The “white hat/black hat” distinction is useful in big, generalized discussions of computer security issues too. It captures the strange boundary that exists between activities like penetration testing and hacking a system for theft or malicious purposes. They both involve pretty much the same skill set and same work.
Another good phrase that’s useful in discussions of the big picture is “the dark side.” That’s got great Gnostic, philosophical sound to it. If the criminals are the “dark side” that means those of us in the security community are fighting on the side of “the forces of light.” (We need tee shirts!)
“Malcode writer/distributor” is a good, precise handle for people who do that. Malcode writing kits have been around for a while and the specialization in the world of organized crime, however, mean that the one distributing malcode may not be the one who created it.
“Botnet operator” describes people who run botnets. Again, they may or may not be the actual people who write the malicious bot code since crime-ware kits can automate that.
“Malicious operator” isn’t that great, but, hey, you have to call them something and sometimes nothing else really works.
“Spammers” are, well, the original ass hats in most people’s thinking. Again, they’re specialized, although there’s a cross-over with “botnet operators.”
A former colleague of mine, who began his career as an Army security officer, often used “miscreant” and “actor.” Both are great English words, but they seem a bit formal.
“Intruder” works when you’re talking about somebody exploiting vulnerabilities and running code on somebody else’s machine or downloading data from a poorly secured network or machine. “Intruder” also sidesteps the huge controversy over the word “hacker,” which you simply can’t use any more.
“Hacker” is waaaaay too loaded to use in any circumstance. It began life years ago with a wonderful idealistic, romantic aura. For a while, “hackers” were smart, clever and tireless young explorers who tracked down the arcane details of those new computers. Every kid who learned Basic wanted to be one. There were movies that portrayed them as picaresque heroes, bringing down the hostile alien space craft by hacking its network (which inferred 1. bad password security even in outer space and 2. a strange compatibility between Mac laptops and the AlienOS.)
That romantic image crashed suddenly. I remember the day when the above-mentioned colleague, wrote about the discovery that “hackers” were working with organized crime groups, largely in Eastern Europe, to make money.

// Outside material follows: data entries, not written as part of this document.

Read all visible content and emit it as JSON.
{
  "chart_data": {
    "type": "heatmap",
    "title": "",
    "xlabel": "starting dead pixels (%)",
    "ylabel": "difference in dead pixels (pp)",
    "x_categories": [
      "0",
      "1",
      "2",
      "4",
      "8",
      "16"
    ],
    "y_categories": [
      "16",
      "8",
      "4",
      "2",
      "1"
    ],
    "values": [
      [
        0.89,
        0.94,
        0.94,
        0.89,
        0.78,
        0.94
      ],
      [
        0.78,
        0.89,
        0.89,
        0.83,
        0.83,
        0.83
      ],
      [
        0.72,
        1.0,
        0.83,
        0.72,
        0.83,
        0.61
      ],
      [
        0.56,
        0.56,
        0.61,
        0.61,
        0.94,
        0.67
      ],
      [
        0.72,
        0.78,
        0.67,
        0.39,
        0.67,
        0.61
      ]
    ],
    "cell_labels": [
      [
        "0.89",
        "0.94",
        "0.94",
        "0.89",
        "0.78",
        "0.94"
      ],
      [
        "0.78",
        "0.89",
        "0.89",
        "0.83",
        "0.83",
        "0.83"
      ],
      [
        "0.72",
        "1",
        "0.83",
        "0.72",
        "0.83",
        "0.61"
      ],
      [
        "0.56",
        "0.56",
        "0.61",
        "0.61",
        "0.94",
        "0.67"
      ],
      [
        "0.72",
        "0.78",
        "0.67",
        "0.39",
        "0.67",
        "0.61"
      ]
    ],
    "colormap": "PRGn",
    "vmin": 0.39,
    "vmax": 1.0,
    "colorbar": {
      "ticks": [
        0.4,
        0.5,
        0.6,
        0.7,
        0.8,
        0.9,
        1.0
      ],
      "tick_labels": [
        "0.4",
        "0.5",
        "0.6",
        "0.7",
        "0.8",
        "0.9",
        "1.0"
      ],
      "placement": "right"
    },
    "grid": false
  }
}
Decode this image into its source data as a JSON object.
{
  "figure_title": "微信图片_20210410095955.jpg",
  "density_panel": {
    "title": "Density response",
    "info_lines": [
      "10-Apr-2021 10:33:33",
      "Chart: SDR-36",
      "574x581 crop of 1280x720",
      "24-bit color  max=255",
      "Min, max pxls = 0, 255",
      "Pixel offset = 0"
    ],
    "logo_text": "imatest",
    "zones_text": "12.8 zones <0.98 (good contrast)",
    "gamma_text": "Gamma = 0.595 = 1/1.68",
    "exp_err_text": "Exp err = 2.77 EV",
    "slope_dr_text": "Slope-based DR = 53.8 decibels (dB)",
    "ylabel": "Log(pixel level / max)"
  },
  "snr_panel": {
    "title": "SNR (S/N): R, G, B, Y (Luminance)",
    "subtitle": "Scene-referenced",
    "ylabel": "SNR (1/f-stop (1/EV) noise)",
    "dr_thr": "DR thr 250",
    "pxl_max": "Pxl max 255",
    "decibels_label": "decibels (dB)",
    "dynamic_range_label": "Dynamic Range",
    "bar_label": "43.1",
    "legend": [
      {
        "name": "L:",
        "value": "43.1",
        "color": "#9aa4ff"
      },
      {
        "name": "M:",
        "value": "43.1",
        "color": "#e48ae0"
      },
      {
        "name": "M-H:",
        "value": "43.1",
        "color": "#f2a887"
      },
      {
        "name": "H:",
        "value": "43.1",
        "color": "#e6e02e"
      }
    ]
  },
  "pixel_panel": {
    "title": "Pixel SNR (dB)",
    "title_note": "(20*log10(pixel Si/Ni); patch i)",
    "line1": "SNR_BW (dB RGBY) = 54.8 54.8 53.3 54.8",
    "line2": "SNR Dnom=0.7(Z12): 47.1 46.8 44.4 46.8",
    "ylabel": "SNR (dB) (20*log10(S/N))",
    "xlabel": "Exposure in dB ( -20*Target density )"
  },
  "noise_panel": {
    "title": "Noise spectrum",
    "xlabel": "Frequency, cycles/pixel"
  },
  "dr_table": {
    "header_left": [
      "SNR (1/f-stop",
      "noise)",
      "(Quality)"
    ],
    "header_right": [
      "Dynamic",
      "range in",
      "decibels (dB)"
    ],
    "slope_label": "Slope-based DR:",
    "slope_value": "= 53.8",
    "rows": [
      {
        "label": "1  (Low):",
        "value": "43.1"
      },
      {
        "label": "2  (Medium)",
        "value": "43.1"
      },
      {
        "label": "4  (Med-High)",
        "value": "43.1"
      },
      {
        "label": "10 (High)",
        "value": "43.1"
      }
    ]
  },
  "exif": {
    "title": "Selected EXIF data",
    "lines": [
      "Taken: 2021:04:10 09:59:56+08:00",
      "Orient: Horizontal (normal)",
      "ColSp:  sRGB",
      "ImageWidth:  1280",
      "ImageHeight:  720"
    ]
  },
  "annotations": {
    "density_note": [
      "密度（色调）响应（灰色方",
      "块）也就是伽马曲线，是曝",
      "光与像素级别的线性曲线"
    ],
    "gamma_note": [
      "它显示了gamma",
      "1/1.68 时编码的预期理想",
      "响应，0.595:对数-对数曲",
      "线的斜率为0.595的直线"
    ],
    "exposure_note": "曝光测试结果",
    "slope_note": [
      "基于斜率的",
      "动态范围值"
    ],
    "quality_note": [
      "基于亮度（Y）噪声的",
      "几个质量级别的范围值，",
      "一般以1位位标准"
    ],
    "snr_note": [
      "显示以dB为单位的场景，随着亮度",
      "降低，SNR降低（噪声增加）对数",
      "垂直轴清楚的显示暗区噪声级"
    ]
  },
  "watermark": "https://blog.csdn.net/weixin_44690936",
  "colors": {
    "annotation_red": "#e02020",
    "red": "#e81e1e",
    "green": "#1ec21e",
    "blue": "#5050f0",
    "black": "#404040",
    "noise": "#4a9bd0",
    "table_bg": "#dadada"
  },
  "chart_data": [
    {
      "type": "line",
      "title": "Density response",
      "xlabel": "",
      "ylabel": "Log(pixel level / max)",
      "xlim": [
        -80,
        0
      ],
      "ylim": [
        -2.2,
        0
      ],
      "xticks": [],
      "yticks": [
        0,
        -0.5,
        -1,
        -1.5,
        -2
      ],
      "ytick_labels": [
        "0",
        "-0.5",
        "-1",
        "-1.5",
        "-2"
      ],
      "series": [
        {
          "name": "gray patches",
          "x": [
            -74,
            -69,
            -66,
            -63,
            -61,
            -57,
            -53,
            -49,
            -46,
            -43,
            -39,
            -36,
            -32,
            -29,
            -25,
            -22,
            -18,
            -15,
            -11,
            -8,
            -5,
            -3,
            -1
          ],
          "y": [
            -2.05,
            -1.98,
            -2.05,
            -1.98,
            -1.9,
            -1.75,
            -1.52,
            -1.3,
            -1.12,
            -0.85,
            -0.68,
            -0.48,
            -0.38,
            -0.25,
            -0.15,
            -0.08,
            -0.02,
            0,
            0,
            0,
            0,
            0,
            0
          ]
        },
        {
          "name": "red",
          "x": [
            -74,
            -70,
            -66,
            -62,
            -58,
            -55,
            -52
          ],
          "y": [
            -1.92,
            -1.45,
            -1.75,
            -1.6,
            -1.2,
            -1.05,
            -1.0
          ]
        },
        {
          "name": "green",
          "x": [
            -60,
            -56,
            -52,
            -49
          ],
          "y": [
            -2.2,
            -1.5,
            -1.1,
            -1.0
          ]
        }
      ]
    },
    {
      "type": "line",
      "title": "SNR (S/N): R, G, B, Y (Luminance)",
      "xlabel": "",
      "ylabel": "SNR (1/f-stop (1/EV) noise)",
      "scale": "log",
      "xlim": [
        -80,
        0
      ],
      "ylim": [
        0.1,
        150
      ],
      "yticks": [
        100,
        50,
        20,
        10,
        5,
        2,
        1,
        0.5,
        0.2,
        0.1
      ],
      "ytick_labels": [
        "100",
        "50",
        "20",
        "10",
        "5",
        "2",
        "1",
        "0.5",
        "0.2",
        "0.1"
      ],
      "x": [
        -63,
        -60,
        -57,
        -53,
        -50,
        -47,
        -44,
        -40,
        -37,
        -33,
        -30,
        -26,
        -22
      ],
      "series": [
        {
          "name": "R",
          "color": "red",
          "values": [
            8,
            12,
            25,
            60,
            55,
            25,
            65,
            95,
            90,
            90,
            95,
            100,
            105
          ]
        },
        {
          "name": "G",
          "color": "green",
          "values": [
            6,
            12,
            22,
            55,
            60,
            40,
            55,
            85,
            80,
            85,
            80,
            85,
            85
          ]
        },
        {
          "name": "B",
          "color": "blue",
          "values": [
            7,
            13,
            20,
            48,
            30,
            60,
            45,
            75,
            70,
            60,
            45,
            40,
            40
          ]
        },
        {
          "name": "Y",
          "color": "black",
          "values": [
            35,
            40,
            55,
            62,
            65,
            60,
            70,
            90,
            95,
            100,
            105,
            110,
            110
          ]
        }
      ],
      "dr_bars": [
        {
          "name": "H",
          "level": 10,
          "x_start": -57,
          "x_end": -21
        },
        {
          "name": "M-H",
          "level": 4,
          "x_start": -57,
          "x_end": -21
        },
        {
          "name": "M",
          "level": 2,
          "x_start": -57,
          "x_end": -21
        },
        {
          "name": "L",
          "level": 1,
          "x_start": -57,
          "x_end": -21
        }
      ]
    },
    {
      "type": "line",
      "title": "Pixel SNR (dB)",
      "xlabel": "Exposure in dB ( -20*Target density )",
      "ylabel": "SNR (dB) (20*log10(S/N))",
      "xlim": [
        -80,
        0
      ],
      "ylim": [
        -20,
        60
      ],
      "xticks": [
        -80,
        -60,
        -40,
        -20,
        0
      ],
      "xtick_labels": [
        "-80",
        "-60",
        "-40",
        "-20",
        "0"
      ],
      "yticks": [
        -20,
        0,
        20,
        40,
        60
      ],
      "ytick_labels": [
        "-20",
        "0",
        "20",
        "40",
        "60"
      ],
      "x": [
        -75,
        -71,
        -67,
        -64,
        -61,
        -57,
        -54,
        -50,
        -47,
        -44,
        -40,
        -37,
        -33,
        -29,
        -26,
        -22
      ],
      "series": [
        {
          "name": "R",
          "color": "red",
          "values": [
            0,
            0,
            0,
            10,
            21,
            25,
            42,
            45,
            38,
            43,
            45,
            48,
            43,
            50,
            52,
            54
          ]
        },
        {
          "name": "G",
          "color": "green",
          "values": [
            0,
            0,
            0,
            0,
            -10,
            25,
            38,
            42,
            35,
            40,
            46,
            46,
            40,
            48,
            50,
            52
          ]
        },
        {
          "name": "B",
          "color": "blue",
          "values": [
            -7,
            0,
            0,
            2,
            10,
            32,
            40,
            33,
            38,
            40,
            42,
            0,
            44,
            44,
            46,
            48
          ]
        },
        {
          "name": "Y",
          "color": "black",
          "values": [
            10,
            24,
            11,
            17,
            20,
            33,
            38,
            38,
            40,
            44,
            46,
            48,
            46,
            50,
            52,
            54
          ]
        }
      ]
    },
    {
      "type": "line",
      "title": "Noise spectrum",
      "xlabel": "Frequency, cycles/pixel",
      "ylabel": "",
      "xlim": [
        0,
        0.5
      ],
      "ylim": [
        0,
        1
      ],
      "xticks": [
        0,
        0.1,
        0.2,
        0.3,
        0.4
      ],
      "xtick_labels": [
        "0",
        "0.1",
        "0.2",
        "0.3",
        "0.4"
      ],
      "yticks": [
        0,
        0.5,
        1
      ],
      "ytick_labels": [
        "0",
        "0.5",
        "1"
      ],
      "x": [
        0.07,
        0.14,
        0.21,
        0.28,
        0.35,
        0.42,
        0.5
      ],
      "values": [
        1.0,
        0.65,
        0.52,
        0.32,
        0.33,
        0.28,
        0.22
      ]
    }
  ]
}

He wrote something like “hacking is no longer for fun, it’s for money. Hacker = criminal. Get over it.” It was a sad end-of-innocence moment but a lot of people want to cling to that romantic image. So, it’s best to simply not use the word.
Decent kids interested in computer security and on their way to CISSP certifications are still “hacking” of course, but the name was tarnished beyond all recognition. We can just hope that more join the forces of light than join the forces of darkness.